Today's guest post is from Brooke who is the author of The Smarter Balanced Teacher.
Hey, Y'all! I'm so excited to crash the party at The Techie Teacher. Ahem... I mean, join Julie at The Techie Teacher! You know how often you use Publisher, PowerPoint, and Prezi to create your own presentations and products? You're probably pretty well-versed in using these programs, and maybe prefer one over the others.
But, have you ever had your students, or even your own children, looking over your shoulder and start asking about a million questions about what you were doing? That's authentic, intrinsic motivation to learn how to do something new! Add that to content-area learning objectives, and you have built-in buy-in from your kiddos to master the material you need them to learn.
Way back in 1999, I had a second grade class of about 24 students. I taught in a Title I school, and we had two computers in my classroom. They were desktops, not laptops, and teachers didn't have computers at all, much less Promethean boards, Smartboards, or Polyvision boards. I didn't even have a whiteboard...yep, good old chalkboard!
The science standards back then weren't much different than they are now in South Carolina, and second graders needed to learn about animals. I had the crazy idea to let the kids in my class use PowerPoint to create slideshows, complete with music, sound effects, photos, clipart, and, most importantly, the information about an animal they chose to research. My coworkers thought I'd lost my mind. My students were thrilled beyond belief, and these were kids who really hated to come to school! Long story short, each student chose an animal, researched it online by reading several non-fiction books, as well as encyclopedia entries, and prepared a PowerPoint slideshow. At the next PTA meeting, my class was featured, and each child showed his or her PowerPoint. Parents were amazed. Kids were proud. Teachers were astounded. I guarantee you that those now 22-year-olds still know an awful lot about animals!
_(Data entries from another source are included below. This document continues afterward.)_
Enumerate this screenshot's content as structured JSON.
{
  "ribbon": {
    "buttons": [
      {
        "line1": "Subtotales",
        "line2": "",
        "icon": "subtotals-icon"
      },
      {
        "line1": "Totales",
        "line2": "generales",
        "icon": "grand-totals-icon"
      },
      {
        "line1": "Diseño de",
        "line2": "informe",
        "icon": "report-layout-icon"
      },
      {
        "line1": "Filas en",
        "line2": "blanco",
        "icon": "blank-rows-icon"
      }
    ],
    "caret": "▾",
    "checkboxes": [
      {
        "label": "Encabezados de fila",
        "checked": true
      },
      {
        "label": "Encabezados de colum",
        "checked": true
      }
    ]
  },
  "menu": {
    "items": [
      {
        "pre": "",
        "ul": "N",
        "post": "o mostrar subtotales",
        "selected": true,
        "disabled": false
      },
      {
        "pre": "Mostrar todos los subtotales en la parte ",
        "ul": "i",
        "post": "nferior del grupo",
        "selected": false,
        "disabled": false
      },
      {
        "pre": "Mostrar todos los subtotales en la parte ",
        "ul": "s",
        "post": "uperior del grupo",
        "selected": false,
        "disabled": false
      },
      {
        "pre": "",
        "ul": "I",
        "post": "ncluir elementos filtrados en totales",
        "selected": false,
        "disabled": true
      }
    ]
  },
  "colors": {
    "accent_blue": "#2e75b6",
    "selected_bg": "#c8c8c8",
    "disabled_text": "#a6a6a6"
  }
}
Technology has changed so much since then. Programs have been refined. Students come to us much more tech-savvy than ever before. But, you know what? I still have kids do presentations using Publisher, PowerPoint, and Prezi, and they still love every minute of it. As soon as I say we'll be researching, anything, really, and doing presentations "on the computer", they're hooked!
We might use Publisher to create fliers, brochures, or ads featuring colonies in North America, insects, or dream vacations. We might use PowerPoint to create slideshows about habitats, types of sentences, or mathematic algorithms. We might use Prezi to create biographical presentations, Native Americans, or the scientific process. The point is, it's a lot like flipping your classroom, while the students learn the content as they read and research it, relearn it as they create their presentations, and cement it in place, as they present the information to their classmates, teaching the other students as well. With so many students, and so many standards these days, I'm more likely to have students work together in small groups. They determine their essential questions, based on a grading rubric, decide who will research what, then draft, revise, and edit together. Finally, they publish their work in whatever format they choose. I'm more like a facilitator than a teacher, just stepping in to help where needed, during these assignments. Luckily, I have great support from our computer lab paraprofessional, and my kids have some extra time for research online, because, just like in 1999, I still have only two computers in my classroom!